Thursday, 05/02/2024 6:55:49 PM

Thursday, May 02, 2024 6:55:49 PM

Post# of 316
Something to Watch for...???...Naked/illegal shortselling...

(the Actual number of shorted shares might be a lot higher than reported...
I will defer further comment on this matter...until a later date)...

Naked Short Selling Is Technically Illegal — But It Still Happens
Though the SEC made naked short selling illegal in 2008, instances of naked short selling have occurred in the U.S since. One famous example happened fairly recently, with GameStop shares.

“The most infamous recent example of naked short selling was the GameStop saga in 2021, where traders reportedly sold short around 140% of its shares,” Turner said. “This meant that 40% more shares were sold short than existed, which is only possible with ‘phantom’ sales from naked short selling.”

What this means, essentially, is that naked short sellers deposited digital entitlements into buyers’ accounts, “which are like a promise or IOU to locate the actual shares and deliver them at some point,” Turner explained.

“However, when the short squeeze picked up steam, the lack of available shares meant that many short sellers failed to deliver these borrowed shares. This led to a parabolic rise in the share price and many trades not getting settled.”

Naked Short Selling Continues Via Loopholes
Naked short selling continues today, albeit on a much smaller scale than it did prior to 2008. Though technically illegal, the practice is able to be executed through numerous loopholes, including zero-plus agreements.

“One way that traders have been able to circumvent laws and regulations against naked short selling is by entering into ‘zero-plus’ agreements, which allow them to simultaneously enter into long and short trades,” Turner said. “This means they can offset any potential losses from naked shorting while avoiding penalties from regulators.”

Another loophole traders can exploit is called “payment for order flow.” In this scenario, brokers “receive payment for routing orders away from exchanges and into dark pools, allowing them to bypass certain rules or restrictions on their trades,” Turner explained.

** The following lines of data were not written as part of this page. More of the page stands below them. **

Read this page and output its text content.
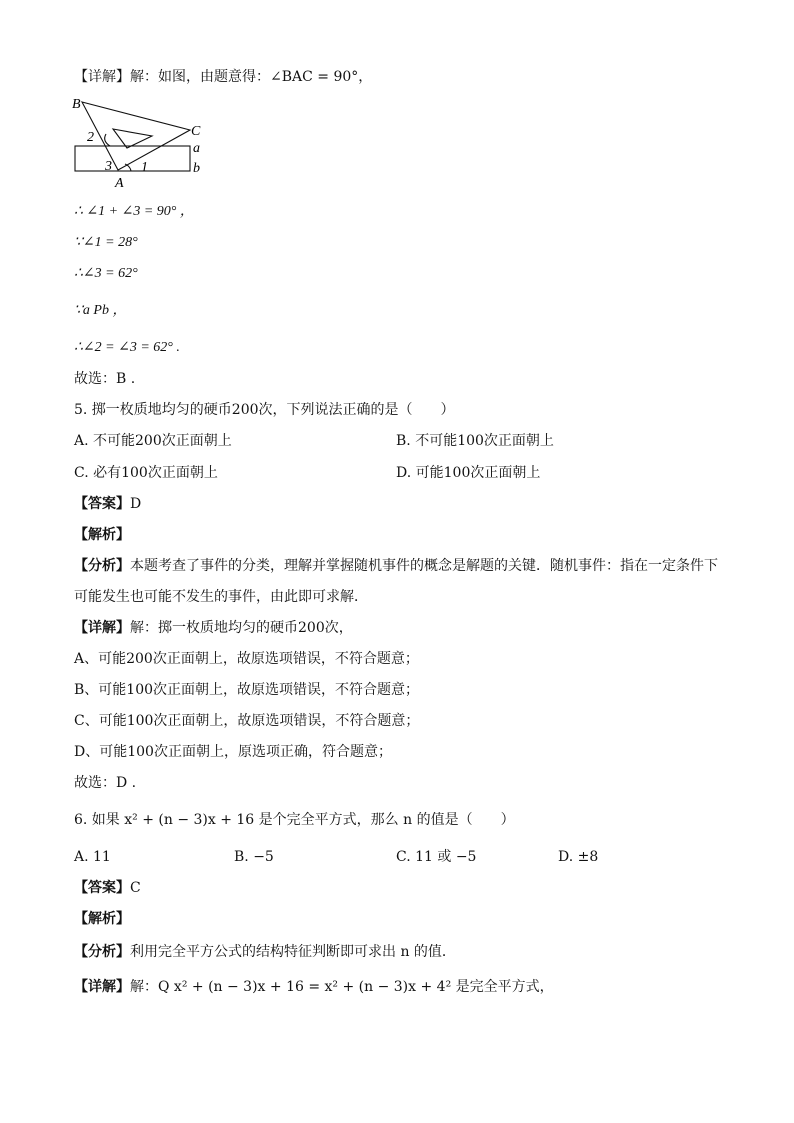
【详解】解：如图，由题意得：∠BAC = 90°，
B
C
A
a
b
2
3 1
∴ ∠1 + ∠3 = 90° ，
∵∠1 = 28°
∴∠3 = 62°
∵a Pb ，
∴∠2 = ∠3 = 62° .
故选：B .
5. 掷一枚质地均匀的硬币200次，下列说法正确的是（　　）
A. 不可能200次正面朝上	B. 不可能100次正面朝上
C. 必有100次正面朝上	D. 可能100次正面朝上
【答案】D
【解析】
【分析】本题考查了事件的分类，理解并掌握随机事件的概念是解题的关键．随机事件：指在一定条件下
可能发生也可能不发生的事件，由此即可求解．
【详解】解：掷一枚质地均匀的硬币200次，
A、可能200次正面朝上，故原选项错误，不符合题意；
B、可能100次正面朝上，故原选项错误，不符合题意；
C、可能100次正面朝上，故原选项错误，不符合题意；
D、可能100次正面朝上，原选项正确，符合题意；
故选：D .
6. 如果 x² + (n − 3)x + 16 是个完全平方式，那么 n 的值是（　　）
A. 11	B. −5	C. 11 或 −5	D. ±8
【答案】C
【解析】
【分析】利用完全平方公式的结构特征判断即可求出 n 的值．
【详解】解：Q x² + (n − 3)x + 16 = x² + (n − 3)x + 4² 是完全平方式，
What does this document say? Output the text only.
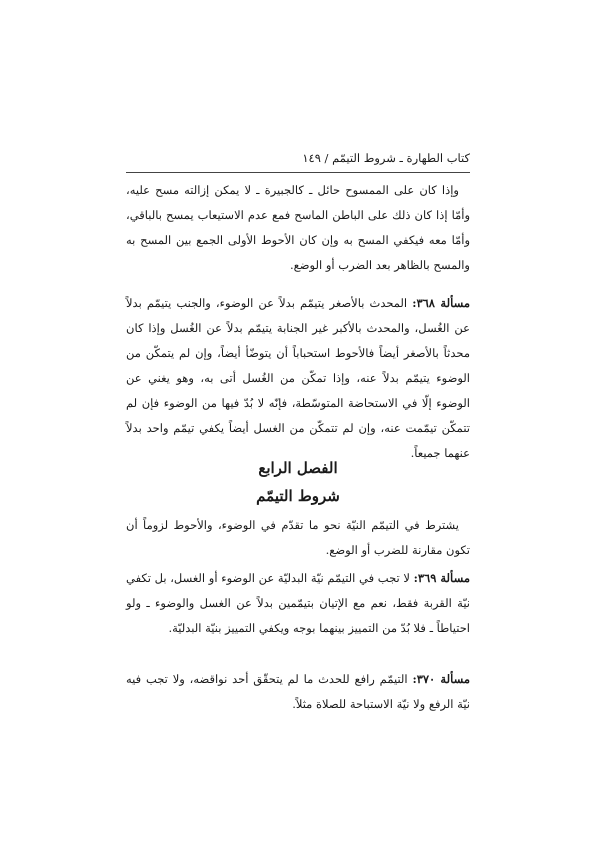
كتاب الطهارة ـ شروط التيمّم / ١٤٩

وإذا كان على الممسوح حائل ـ كالجبيرة ـ لا يمكن إزالته مسح عليه، وأمّا إذا كان ذلك على الباطن الماسح فمع عدم الاستيعاب يمسح بالباقي، وأمّا معه فيكفي المسح به وإن كان الأحوط الأولى الجمع بين المسح به والمسح بالظاهر بعد الضرب أو الوضع.

مسألة ٣٦٨: المحدث بالأصغر يتيمّم بدلاً عن الوضوء، والجنب يتيمّم بدلاً عن الغُسل، والمحدث بالأكبر غير الجنابة يتيمّم بدلاً عن الغُسل وإذا كان محدثاً بالأصغر أيضاً فالأحوط استحباباً أن يتوضّأ أيضاً، وإن لم يتمكّن من الوضوء يتيمّم بدلاً عنه، وإذا تمكّن من الغُسل أتى به، وهو يغني عن الوضوء إلّا في الاستحاضة المتوسّطة، فإنّه لا بُدّ فيها من الوضوء فإن لم تتمكّن تيمّمت عنه، وإن لم تتمكّن من الغسل أيضاً يكفي تيمّم واحد بدلاً عنهما جميعاً.

الفصل الرابع
شروط التيمّم

يشترط في التيمّم النيّة نحو ما تقدّم في الوضوء، والأحوط لزوماً أن تكون مقارنة للضرب أو الوضع.

مسألة ٣٦٩: لا تجب في التيمّم نيّة البدليّة عن الوضوء أو الغسل، بل تكفي نيّة القربة فقط، نعم مع الإتيان بتيمّمين بدلاً عن الغسل والوضوء ـ ولو احتياطاً ـ فلا بُدّ من التمييز بينهما بوجه ويكفي التمييز بنيّة البدليّة.

مسألة ٣٧٠: التيمّم رافع للحدث ما لم يتحقّق أحد نواقضه، ولا تجب فيه نيّة الرفع ولا نيّة الاستباحة للصلاة مثلاً.
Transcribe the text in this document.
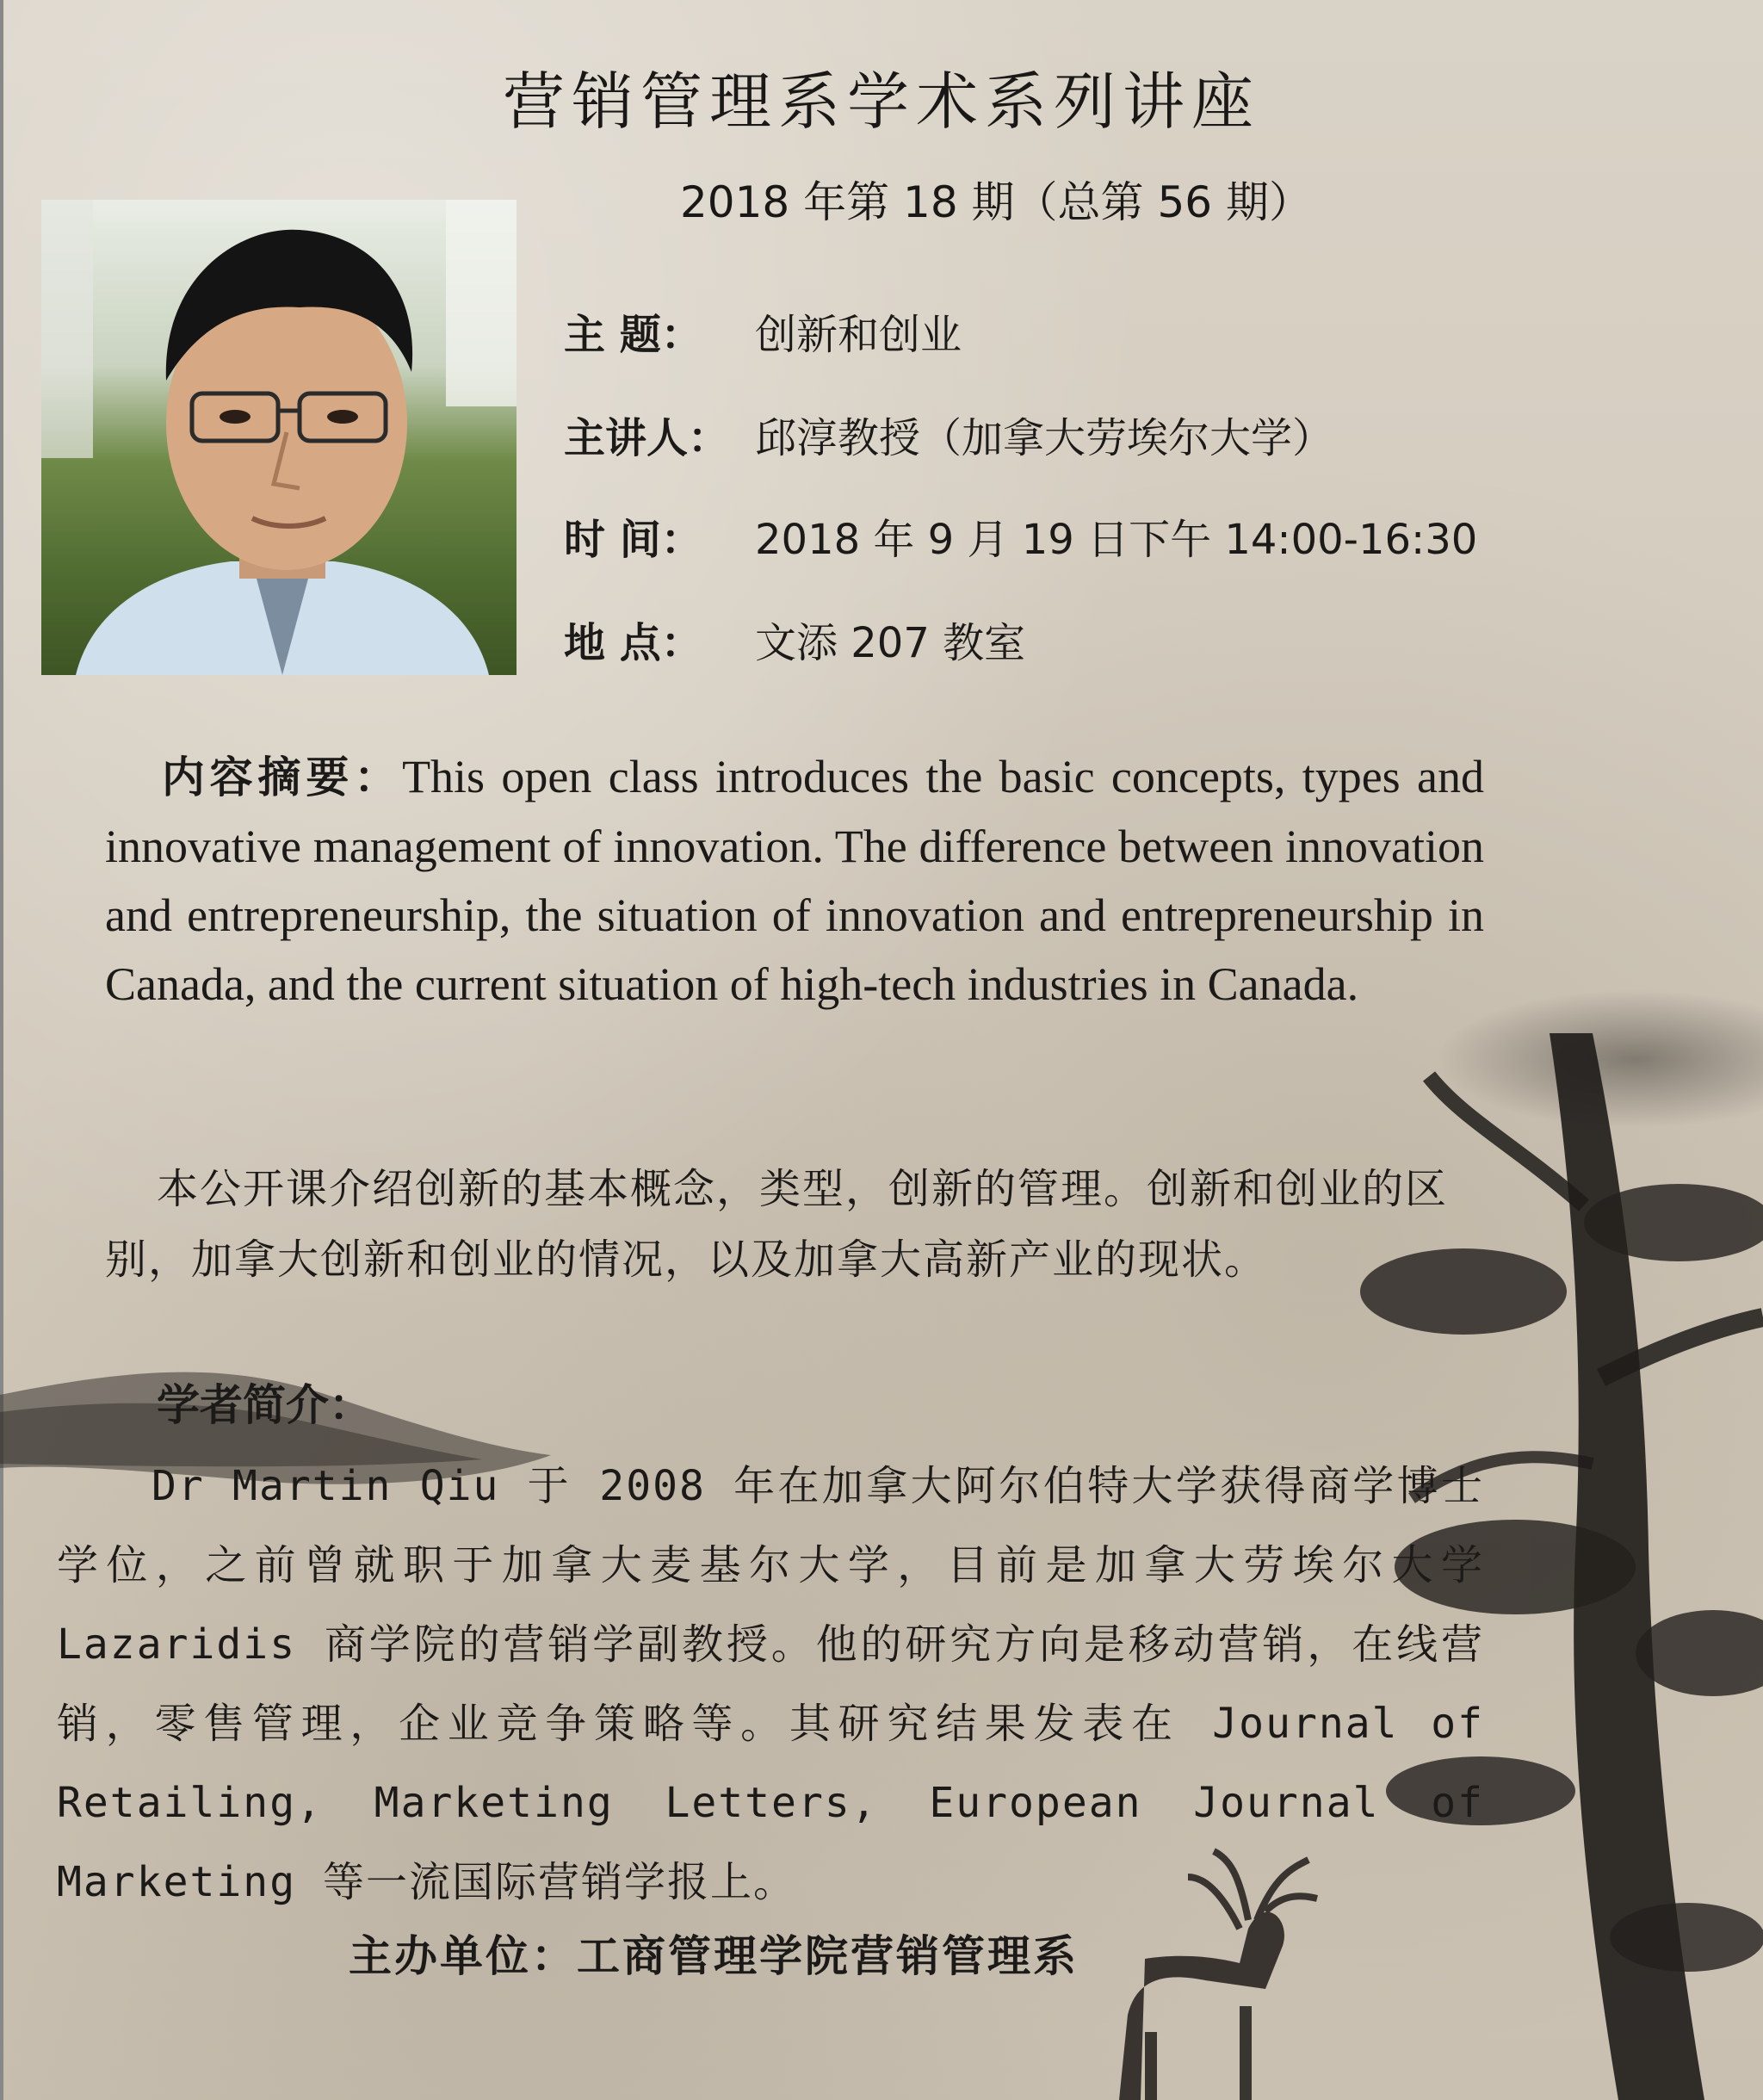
营销管理系学术系列讲座
2018 年第 18 期（总第 56 期）
主 题： 创新和创业
主讲人： 邱淳教授（加拿大劳埃尔大学）
时 间： 2018 年 9 月 19 日下午 14:00-16:30
地 点： 文添 207 教室
内容摘要：This open class introduces the basic concepts, types and innovative management of innovation. The difference between innovation and entrepreneurship, the situation of innovation and entrepreneurship in Canada, and the current situation of high-tech industries in Canada.
本公开课介绍创新的基本概念，类型，创新的管理。创新和创业的区别，加拿大创新和创业的情况，以及加拿大高新产业的现状。
学者简介：
Dr Martin Qiu 于 2008 年在加拿大阿尔伯特大学获得商学博士学位，之前曾就职于加拿大麦基尔大学，目前是加拿大劳埃尔大学 Lazaridis 商学院的营销学副教授。他的研究方向是移动营销，在线营销，零售管理，企业竞争策略等。其研究结果发表在 Journal of Retailing, Marketing Letters, European Journal of Marketing 等一流国际营销学报上。
主办单位：工商管理学院营销管理系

“This can make it more difficult for regulators to detect cases of illegal naked shorting since trades are routed away from exchanges, thus making the transactions more difficult to trace.”

Yet another fast one traders can pull is to employ multiple entities (e.g., offshore accounts) that disguise their activities so as to not raise suspicion from regulatory agencies.

“For example,” Turner said, “if an entity enters into a complex network of contracts spread out over several countries, investigators will likely have difficulty tracing back all the interlinked accounts involved in a single transaction.”

Naked short selling, when carried out, however deviously, is a generally negative occurrence that can upset and confuse the market.